Published online by Cambridge University Press: 27 February 2009
page 51 note 1 Cf. p. 232 ‘Rien ne permet de préciser la valeur du mot [spiritus] quand Byblis dit: dum spiritus iste manebit.’ But Mlle Viarre does not seem to have read Ovid either: p. 260 ‘le thème de l'âge d'or apparaît uniquement dans les poèmes sérieux’.
page 51 note 2 Cf. p. 277 Euripides not mentioned among the sources of the Phaethon story; p. 306 Ovid's interest in ‘lesl égendes peu connues’ interpreted as looking forward to second-century mysticism; that is as may be, but it seems wilful to ignore the obvious debt to Callimachus and the Alexandrians.

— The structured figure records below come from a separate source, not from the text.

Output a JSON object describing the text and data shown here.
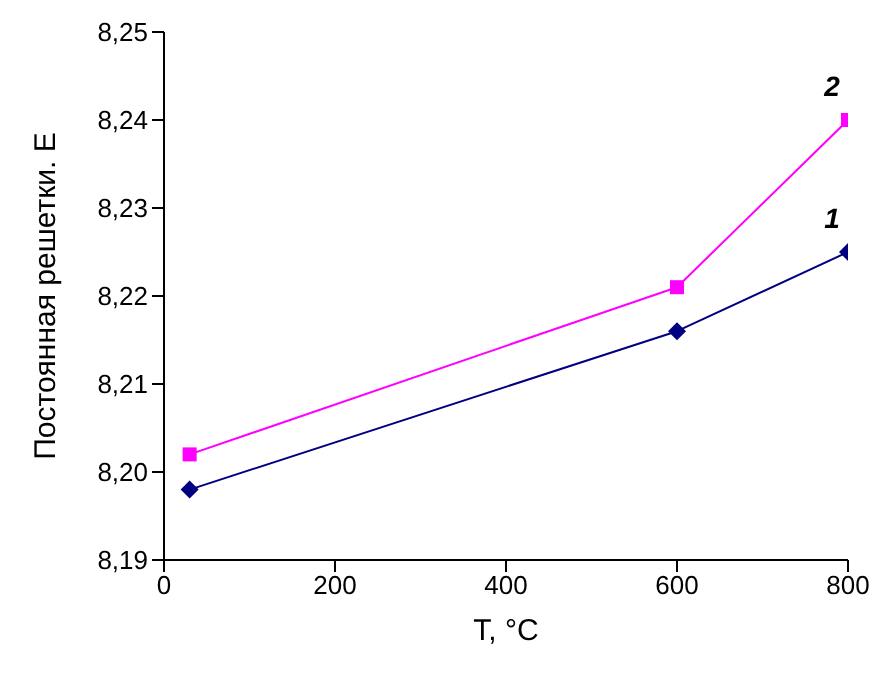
{
  "chart_data": {
    "type": "line",
    "xlabel": "T, °C",
    "ylabel": "Постоянная решетки. Е",
    "xlim": [
      0,
      800
    ],
    "xticks": [
      0,
      200,
      400,
      600,
      800
    ],
    "ylim": [
      8.19,
      8.25
    ],
    "yticks": [
      {
        "value": 8.19,
        "label": "8,19"
      },
      {
        "value": 8.2,
        "label": "8,20"
      },
      {
        "value": 8.21,
        "label": "8,21"
      },
      {
        "value": 8.22,
        "label": "8,22"
      },
      {
        "value": 8.23,
        "label": "8,23"
      },
      {
        "value": 8.24,
        "label": "8,24"
      },
      {
        "value": 8.25,
        "label": "8,25"
      }
    ],
    "grid": false,
    "legend": false,
    "series": [
      {
        "name": "1",
        "color": "#000080",
        "marker": "diamond",
        "x": [
          30,
          600,
          800
        ],
        "values": [
          8.198,
          8.216,
          8.225
        ]
      },
      {
        "name": "2",
        "color": "#ff00ff",
        "marker": "square",
        "x": [
          30,
          600,
          800
        ],
        "values": [
          8.202,
          8.221,
          8.24
        ]
      }
    ]
  }
}
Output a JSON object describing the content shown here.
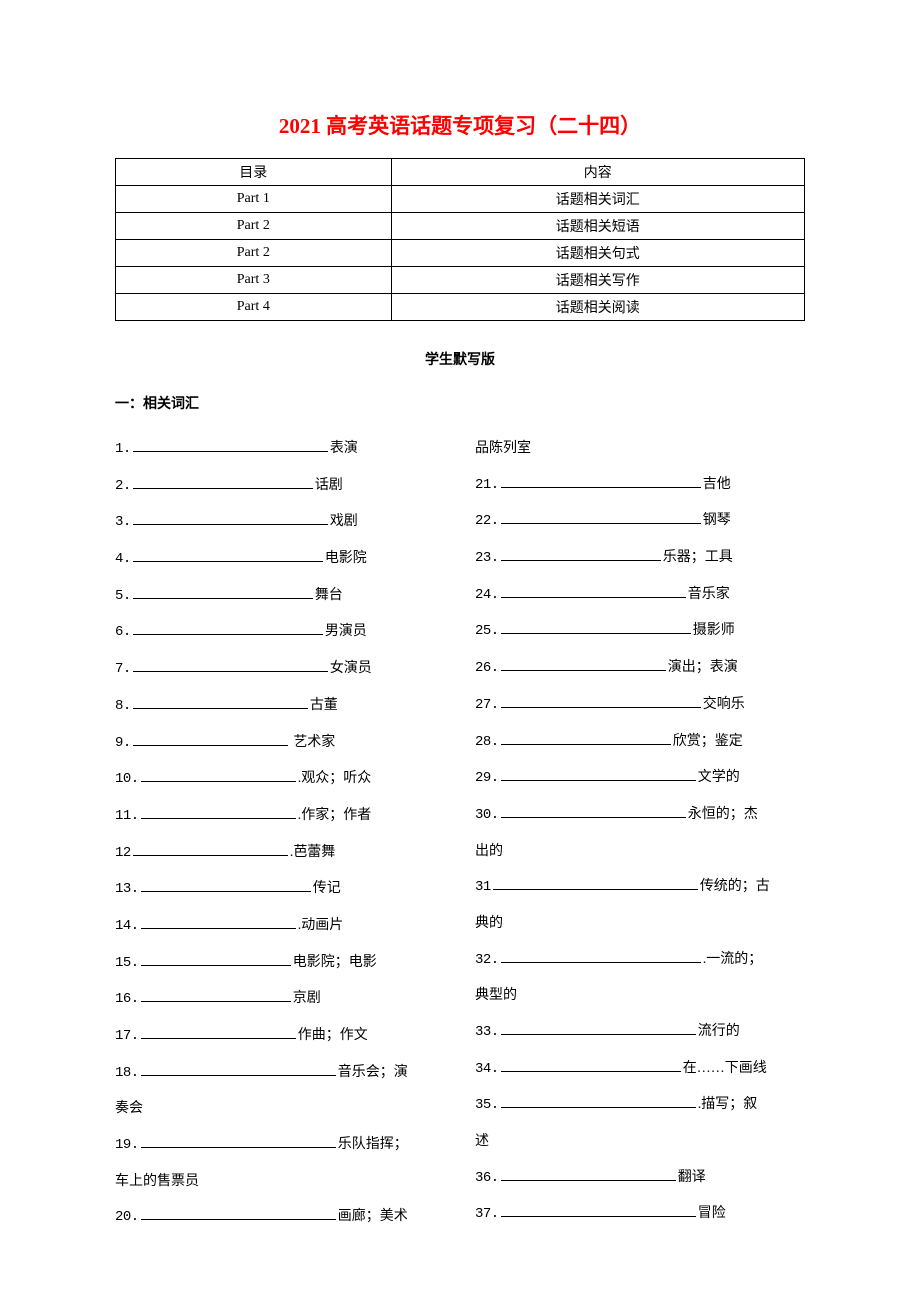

page 52 note 1 A notable exception throughout the iconographic tradition is Daphne: cf. the plate opposite Viarre, p. 96 (incidentally it is not clear precisely what the plates are intended to illustrate; I noticed no reference to them in the text). But this is such an exception as proves the rule, for the metamorphosis of a human being into a tree is technically a comparatively simple matter to depict. The point can be conveniently illustrated from two editions of the Metamorphoses that are before me as I write. In the Venetian edition of 1517 (Prince d'Essling, Les livres à figure vénetiens, i [1907], p. 231; no. 230) there are 59 woodcuts, of which only five may be said to illustrate the moment of metamorphosis, and of these four show changes into trees (Daphne, Dryope, Cyparissus, Myrrha). In the great Amsterdam folio of 1732 the proportion of ‘metamorphosis’ illustrations is higher, about 25 out of 130, but of these few, apart from six of ‘tree-changes’, depict a transitional state. One would have thought that the most obviously ‘plastic’ moment of the Daphne episode in Ovid's account was her flight (Met. i. 527–9; cf. Moschus, Europa 126–30).
page 52 note 2 Cf. Otis, op. cit. 272–3 on metamorphosis as deus ex machina.
page 52 note 3 Otis, op. cit. 297–8.